Provisions release puts RBIʼs Hungarian business in black

Telco

Raiffeisen Bank International (RBI) booked a €19 million profit at its business in Hungary last year, a big improvement over the €389 mln loss in the base period, an earnings report released yesterday shows, according to Hungarian news agency MTI.

RBI said €67 mln was released from the local businessʼs provisions for the implementation of borrowers relief legislation. In 2014, €251 mln in provisions were set aside for the relief.

The bottom line was also supported by a big drop in provisioning for retail and corporate loans, which fell 57% to €56 mln. 

Net interest income declined 21% to €121 mln due to low interest rates.

CEO Karl Sevelda noted that the Hungarian business was restructured to strengthen its corporate segment and focus on affluent retail clients. The businessʼs network was also consolidated, with the closing of 42 branches, he added. 

The business had total assets of €6.394 billion at the end of last year, down 8% from twelve months earlier. Client loans stood at €3.481 bln and client deposits reached €4.233 bln. 

ROE was 4.3%, after tax. 

At a press conference in Budapest yesterday, Raiffeisen Bank Zrt. CEO Heinz Wiedner said the lender had after-tax profit of HUF 8 bln last year, compared to a loss of about HUF 115 bln in the previous year. 

Stock of non-performing loans was down 43% at HUF 233 bln. 

Risk provisions fell from HUF 39 bln to HUF 13 bln, as part of the impact of settlement due under the borrowersʼ relief legislation failed to materialize, Wiedner said. 
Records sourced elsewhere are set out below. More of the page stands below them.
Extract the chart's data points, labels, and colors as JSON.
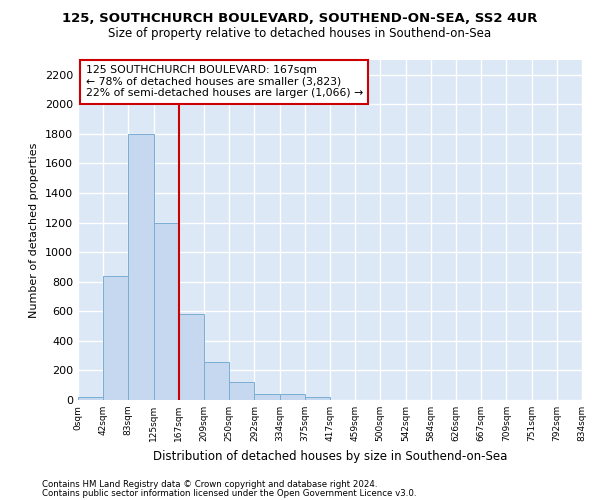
{
  "title1": "125, SOUTHCHURCH BOULEVARD, SOUTHEND-ON-SEA, SS2 4UR",
  "title2": "Size of property relative to detached houses in Southend-on-Sea",
  "xlabel": "Distribution of detached houses by size in Southend-on-Sea",
  "ylabel": "Number of detached properties",
  "bin_edges": [
    0,
    42,
    83,
    125,
    167,
    209,
    250,
    292,
    334,
    375,
    417,
    459,
    500,
    542,
    584,
    626,
    667,
    709,
    751,
    792,
    834
  ],
  "bar_heights": [
    20,
    840,
    1800,
    1200,
    580,
    255,
    120,
    40,
    38,
    22,
    0,
    0,
    0,
    0,
    0,
    0,
    0,
    0,
    0,
    0
  ],
  "bar_color": "#c5d8f0",
  "bar_edge_color": "#7aaed4",
  "vline_x": 167,
  "vline_color": "#cc0000",
  "ylim": [
    0,
    2300
  ],
  "yticks": [
    0,
    200,
    400,
    600,
    800,
    1000,
    1200,
    1400,
    1600,
    1800,
    2000,
    2200
  ],
  "annotation_text": "125 SOUTHCHURCH BOULEVARD: 167sqm\n← 78% of detached houses are smaller (3,823)\n22% of semi-detached houses are larger (1,066) →",
  "annotation_box_color": "#ffffff",
  "annotation_box_edge": "#cc0000",
  "footer1": "Contains HM Land Registry data © Crown copyright and database right 2024.",
  "footer2": "Contains public sector information licensed under the Open Government Licence v3.0.",
  "fig_bg_color": "#ffffff",
  "plot_bg_color": "#dce8f5",
  "grid_color": "#ffffff"
}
Net interest revenue slipped 13% to HUF 64.2 bln. 

Total assets fell 8% to HUF 1.971 trillion. Lending stock dropped 21% to HUF 1.166 tln. The lenderʼs NPL ratio improved to 21% from 27%. 

Last year, Raiffeisen sold a large volume of bad loans to other market players, and it began talks with MARK, a vehicle established by the National Bank of Hungary to buy distressed assets, this year, Wiedner said.

Retail lending stock dropped 17% and corporate loans were down 12%. 

The ratio of FX loans dropped to 32% from 56%, in part because of the mandatory conversion of most retail lending stock. 

Deputy-CEO Ferenc Kementzey said Raiffeisen Bankʼs lending and leasing outlays using cheap financing from the National Bank of Hungaryʼs Funding for Growth Scheme came to HUF 137 bln.